Two weeks ago, in one of my commentaries, I objected to Gov.
Shumlin’s decision to nominate a new Supreme Court Justice to replace
Justice John Dooley, on the grounds that there is not at this point a
vacancy to be filled.

Now, after receiving lengthy briefs and hearing oral argument, the
Supreme Court decided, in its own words, “There has to be a vacancy to fill,
and there is no vacancy if the office is occupied…there is no support for
[Gov. Shumlin’s] position that the Vermont Constitution gives him the
authority to appoint a successor for an opening on this Court that does not
become vacant – unoccupied – until after he leaves office.”

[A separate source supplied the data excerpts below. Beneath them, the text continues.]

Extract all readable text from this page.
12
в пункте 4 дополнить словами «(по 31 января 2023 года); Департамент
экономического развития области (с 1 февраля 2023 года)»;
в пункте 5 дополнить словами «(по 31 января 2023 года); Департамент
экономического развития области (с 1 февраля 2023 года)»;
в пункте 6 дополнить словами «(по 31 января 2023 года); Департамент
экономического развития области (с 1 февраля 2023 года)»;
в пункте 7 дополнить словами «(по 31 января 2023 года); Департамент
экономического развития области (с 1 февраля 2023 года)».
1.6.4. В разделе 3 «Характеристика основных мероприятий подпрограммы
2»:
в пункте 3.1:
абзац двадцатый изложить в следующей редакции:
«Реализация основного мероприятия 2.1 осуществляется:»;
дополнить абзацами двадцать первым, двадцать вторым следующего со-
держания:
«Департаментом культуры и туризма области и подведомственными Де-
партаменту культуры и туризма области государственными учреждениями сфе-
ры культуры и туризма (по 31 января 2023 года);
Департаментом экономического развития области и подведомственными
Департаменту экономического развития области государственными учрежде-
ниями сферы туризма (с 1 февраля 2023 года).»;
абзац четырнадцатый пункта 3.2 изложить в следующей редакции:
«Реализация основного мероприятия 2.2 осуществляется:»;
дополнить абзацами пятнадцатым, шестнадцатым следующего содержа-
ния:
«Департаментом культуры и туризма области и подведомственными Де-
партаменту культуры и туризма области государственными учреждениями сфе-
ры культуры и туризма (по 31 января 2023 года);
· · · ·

This embarrassing episode will probably not amount to much, but the
question remains “who thought this up? Shumlin? Dooley? A third party?”
If Dooley thought it up, which to my mind is well within the bounds
of possibility, why did he sit on the bench to hear the case – and join the
other Justices in unanimously deciding that Shumlin had no power to do what
Dooley had urged? Did he experience a mid-flight conversion?
And why did the independently elected Attorney General defend the
Governor in a case brought by members of the Legislative Branch? Does he
think he is there to defend the Democratic Governor against a case led by a
Republican Senator?

Maybe we’ll get some answers – I hope so.

- John McClaughry is vice president of the Ethan Allen Institute.

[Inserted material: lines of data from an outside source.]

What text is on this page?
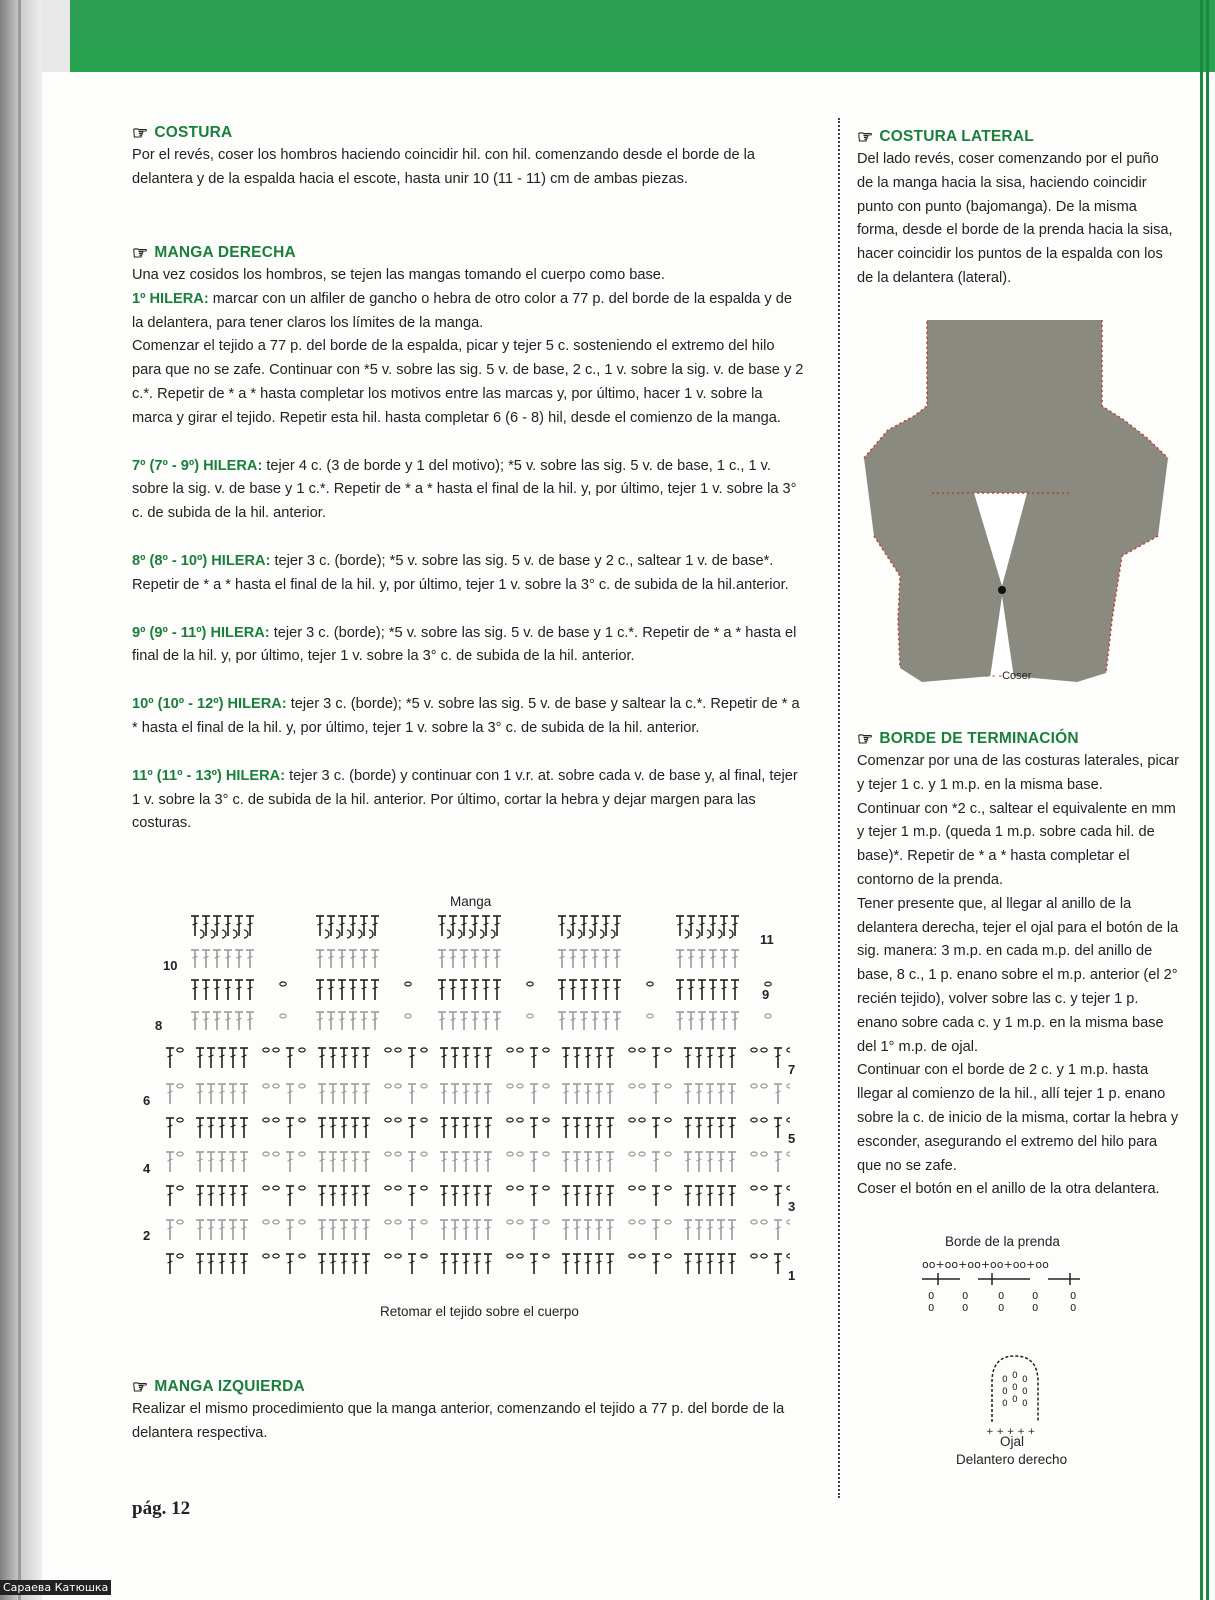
☞ COSTURA
Por el revés, coser los hombros haciendo coincidir hil. con hil. comenzando desde el borde de la delantera y de la espalda hacia el escote, hasta unir 10 (11 - 11) cm de ambas piezas.
☞ MANGA DERECHA
Una vez cosidos los hombros, se tejen las mangas tomando el cuerpo como base.
1º HILERA: marcar con un alfiler de gancho o hebra de otro color a 77 p. del borde de la espalda y de la delantera, para tener claros los límites de la manga.
Comenzar el tejido a 77 p. del borde de la espalda, picar y tejer 5 c. sosteniendo el extremo del hilo para que no se zafe. Continuar con *5 v. sobre las sig. 5 v. de base, 2 c., 1 v. sobre la sig. v. de base y 2 c.*. Repetir de * a * hasta completar los motivos entre las marcas y, por último, hacer 1 v. sobre la marca y girar el tejido. Repetir esta hil. hasta completar 6 (6 - 8) hil, desde el comienzo de la manga.
7º (7º - 9º) HILERA: tejer 4 c. (3 de borde y 1 del motivo); *5 v. sobre las sig. 5 v. de base, 1 c., 1 v. sobre la sig. v. de base y 1 c.*. Repetir de * a * hasta el final de la hil. y, por último, tejer 1 v. sobre la 3° c. de subida de la hil. anterior.
8º (8º - 10º) HILERA: tejer 3 c. (borde); *5 v. sobre las sig. 5 v. de base y 2 c., saltear 1 v. de base*. Repetir de * a * hasta el final de la hil. y, por último, tejer 1 v. sobre la 3° c. de subida de la hil.anterior.
9º (9º - 11º) HILERA: tejer 3 c. (borde); *5 v. sobre las sig. 5 v. de base y 1 c.*. Repetir de * a * hasta el final de la hil. y, por último, tejer 1 v. sobre la 3° c. de subida de la hil. anterior.
10º (10º - 12º) HILERA: tejer 3 c. (borde); *5 v. sobre las sig. 5 v. de base y saltear la c.*. Repetir de * a * hasta el final de la hil. y, por último, tejer 1 v. sobre la 3° c. de subida de la hil. anterior.
11º (11º - 13º) HILERA: tejer 3 c. (borde) y continuar con 1 v.r. at. sobre cada v. de base y, al final, tejer 1 v. sobre la 3° c. de subida de la hil. anterior. Por último, cortar la hebra y dejar margen para las costuras.
Manga
10
8
6
4
2
11
9
7
5
3
1
Retomar el tejido sobre el cuerpo
☞ MANGA IZQUIERDA
Realizar el mismo procedimiento que la manga anterior, comenzando el tejido a 77 p. del borde de la delantera respectiva.
☞ COSTURA LATERAL
Del lado revés, coser comenzando por el puño de la manga hacia la sisa, haciendo coincidir punto con punto (bajomanga). De la misma forma, desde el borde de la prenda hacia la sisa, hacer coincidir los puntos de la espalda con los de la delantera (lateral).
- - -Coser
☞ BORDE DE TERMINACIÓN
Comenzar por una de las costuras laterales, picar y tejer 1 c. y 1 m.p. en la misma base.
Continuar con *2 c., saltear el equivalente en mm y tejer 1 m.p. (queda 1 m.p. sobre cada hil. de base)*. Repetir de * a * hasta completar el contorno de la prenda.
Tener presente que, al llegar al anillo de la delantera derecha, tejer el ojal para el botón de la sig. manera: 3 m.p. en cada m.p. del anillo de base, 8 c., 1 p. enano sobre el m.p. anterior (el 2° recién tejido), volver sobre las c. y tejer 1 p. enano sobre cada c. y 1 m.p. en la misma base del 1° m.p. de ojal.
Continuar con el borde de 2 c. y 1 m.p. hasta llegar al comienzo de la hil., allí tejer 1 p. enano sobre la c. de inicio de la misma, cortar la hebra y esconder, asegurando el extremo del hilo para que no se zafe.
Coser el botón en el anillo de la otra delantera.
Borde de la prenda
oo+oo+oo+oo+oo+oo
0
0
0
0
0
0
0
0
0
0
0
0
0
0
0
0
0
0
0
+ + + + +
Ojal
Delantero derecho
pág. 12
Сараева Катюшка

{ 2 comments… read them below or add one }

j. paul giuliani January 7, 2017 at 6:19 pm

John –
Don’t hold your breathe waiting for answers. Dooley’s fingerprints are all over this thing. He has had plenty of experience. His orchestration of Mahady Affair is probably the most notable. What’s particularly troubling here is Dooley sitting on a Supreme Court panel that’s considering Shumlin’s authority to appoint a successor in a tribunal vacancy created by Dooley himself, a successor whose appointment probably was already in the bag. I can’t say the Attorney General covered himself in glory either. I guess the rules apply only to Republicans. Be well.


Joel Williams January 11, 2017 at 9:34 pm

Well said J. Paul; and, John, good questions. Dooley certainly could have orchestrated the whole affair but one must wonder why didn’t he recuse himself. The whole affair was Deja Vu of the Kunin/Dean years.